Shlisp is a lisp-1 (i.e. functions and variables share the same namespace), so there is potentially an issue with unhygienic macros. Hygienic macro systems are nice, but I don't feel up to implementing one at the moment. Instead, I've added the ‘global’ special form for explicitly accessing symbols in the global environment. The following expressions illustrate how it is used:

(let ((+ -)) (+ 1 2)) => -1
(let ((+ -)) ((global +) 1 2)) => 3

‘global’ works for functions and macros, but not special forms. The upshot of all this is that well-written macros can be guaranteed to work so long as none of the special forms they use have been shadowed by other bindings. This is an improvement over Common Lisp, where well-written macros can only be guaranteed to work so long as none of the special forms or functions or variables they use have been shadowed.
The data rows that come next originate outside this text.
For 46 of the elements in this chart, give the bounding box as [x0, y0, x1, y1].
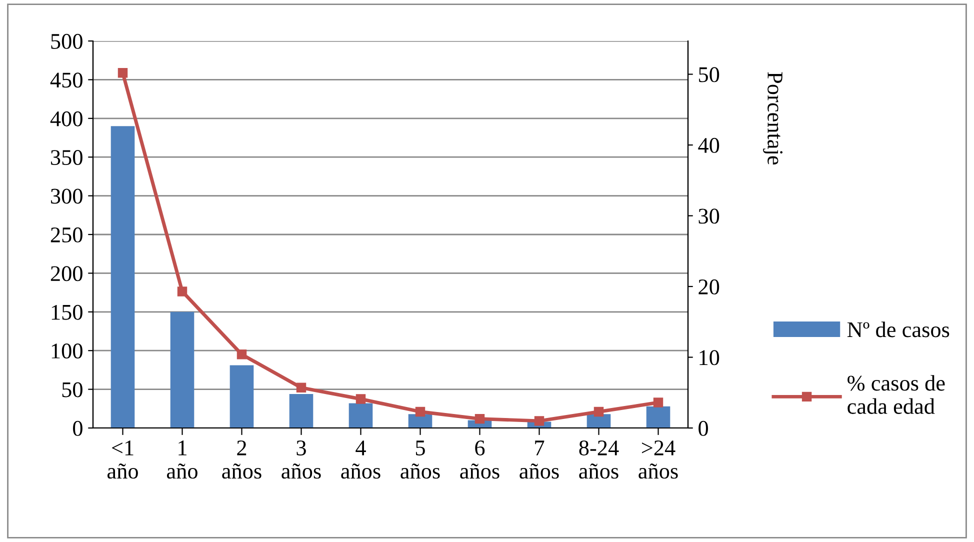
x-tick-label: 8-24 años [579, 440, 619, 479]
y-tick-label: 350 [51, 150, 82, 166]
x-tick-label: >24 años [638, 440, 678, 479]
bar [289, 394, 314, 428]
point [177, 286, 188, 296]
y-tick-label: 50 [62, 382, 82, 398]
y2-tick-label: 20 [698, 279, 720, 294]
y2-tick-label: 10 [700, 350, 720, 366]
y2-axis-title: Porcentaje [763, 72, 782, 165]
point [474, 414, 485, 424]
x-tick-label: 6 años [460, 440, 500, 479]
y2-tick-label: 30 [698, 208, 720, 224]
x-tick-label: 1 año [166, 440, 198, 479]
y-tick-label: 100 [52, 344, 82, 359]
y-tick-label: 450 [50, 72, 82, 88]
point [534, 416, 544, 426]
x-tick-label: 5 años [400, 440, 440, 479]
y-tick-label: 150 [52, 304, 82, 320]
y2-tick-label: 0 [698, 420, 708, 436]
x-tick-label: 4 años [341, 440, 380, 479]
bar [348, 403, 373, 428]
x-tick-label: 3 años [282, 440, 321, 479]
y-tick-label: 400 [50, 111, 82, 126]
point [236, 350, 247, 360]
x-tick-label: <1 año [107, 440, 138, 479]
legend-label: % casos de cada edad [848, 375, 945, 414]
y-tick-label: 250 [50, 227, 82, 242]
y-tick-label: 0 [73, 420, 82, 436]
bar [110, 126, 135, 428]
y2-tick-label: 40 [698, 138, 720, 153]
point [594, 406, 604, 417]
legend-label: Nº de casos [847, 322, 950, 338]
y-tick-label: 200 [50, 266, 82, 282]
point [118, 68, 128, 78]
y2-tick-label: 50 [699, 67, 720, 82]
x-tick-label: 7 años [520, 440, 559, 479]
point [296, 382, 306, 393]
y-tick-label: 500 [51, 34, 82, 49]
bar [170, 312, 194, 428]
bar [230, 365, 254, 428]
x-tick-label: 2 años [222, 440, 262, 479]
point [653, 398, 664, 408]
y-tick-label: 300 [51, 188, 82, 204]
point [415, 406, 426, 417]
point [356, 394, 366, 404]
bar [646, 406, 670, 428]
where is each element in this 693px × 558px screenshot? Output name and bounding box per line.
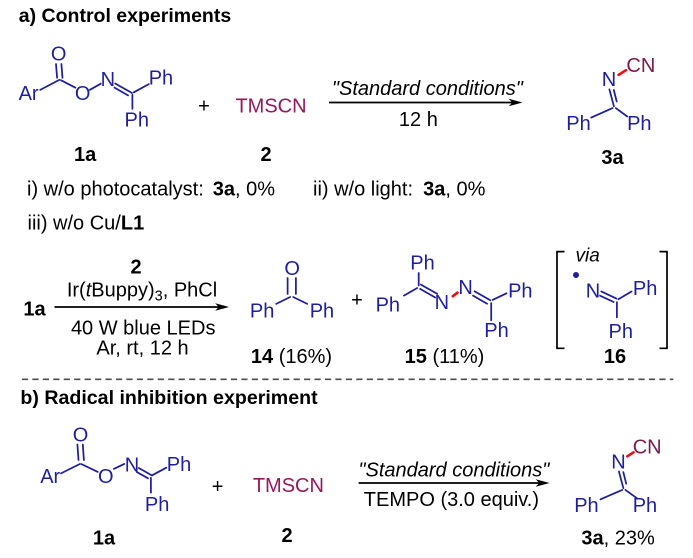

Shlisp is lexically scoped, so I do not think there should be any problem implementing ‘global’ efficiently in a compiler.

Very basic support for generic functions


I wanted to find some sort of middle ground between Scheme (no support for generic functions) and Common Lisp (very elaborate support). Although I'd like to add a proper generic function system at some point, I don't want to have to have it built into the language (the amount of C++ code needs to be kept to a minimum). Currently, I've settled on the following solution. Any function may raise a BADARGS error if given an argument list which it can't handle. Functions also have a delegates property, which is a list of functions. If a BADARGS error is raised, the argument list is passed to each of the delegate functions in turn, until one of the functions executes without raising BADARGS. This alone is enough to implement simple generic functions. I expect that in the future, the delegates list for a generic function will contain a single delegate that implements a more sophisticated generic dispatch algorithm.

...and that's it


The interpreter's currently about 2500 lines of C++. I'm hoping that once all of the features I want have been implemented it won't go over 4000 or so. With luck, it won't be necessary to write a garbage collector (since as long as the interpreter can bootstrap the compiler without running out of memory, there's no need).

4 comments:

John Connors said...

The decision to implement on top of sequences rather than lists is interesting. Does this mean you represent code simply as a sequence rather than a list? Or are you still using lists as a concrete implementation of an abastract sequence thing..?

Alex Drummond said...

Code is actually represented as a sequence in the underlying implementation (they're STL vectors in the interpreter). It seems to have surprisingly few consequences -- the big O differences don't really matter much when you're writing macros.

Anonymous said...

I agree that interning strings is not a sufficient argument for implementing symbols. However, I like the slightly more "clean" look it can give to code when doing comparisons. For example (in Ruby syntax) the difference between
if query == "post"
versus
if query == :post
Not a lot of difference, I admit. But what about a reader macro that interprets :post as a one-word string, equivalent to "post" ?

Alex Drummond said...

Currently, you can use "..." for arbitrary symbols and 'foo for symbols which don't contain any obviously inappropriate characters (e.g. spaces, quotes, etc.) So if you're OK with 'foo instead of :foo this shouldn't be too much of an issue.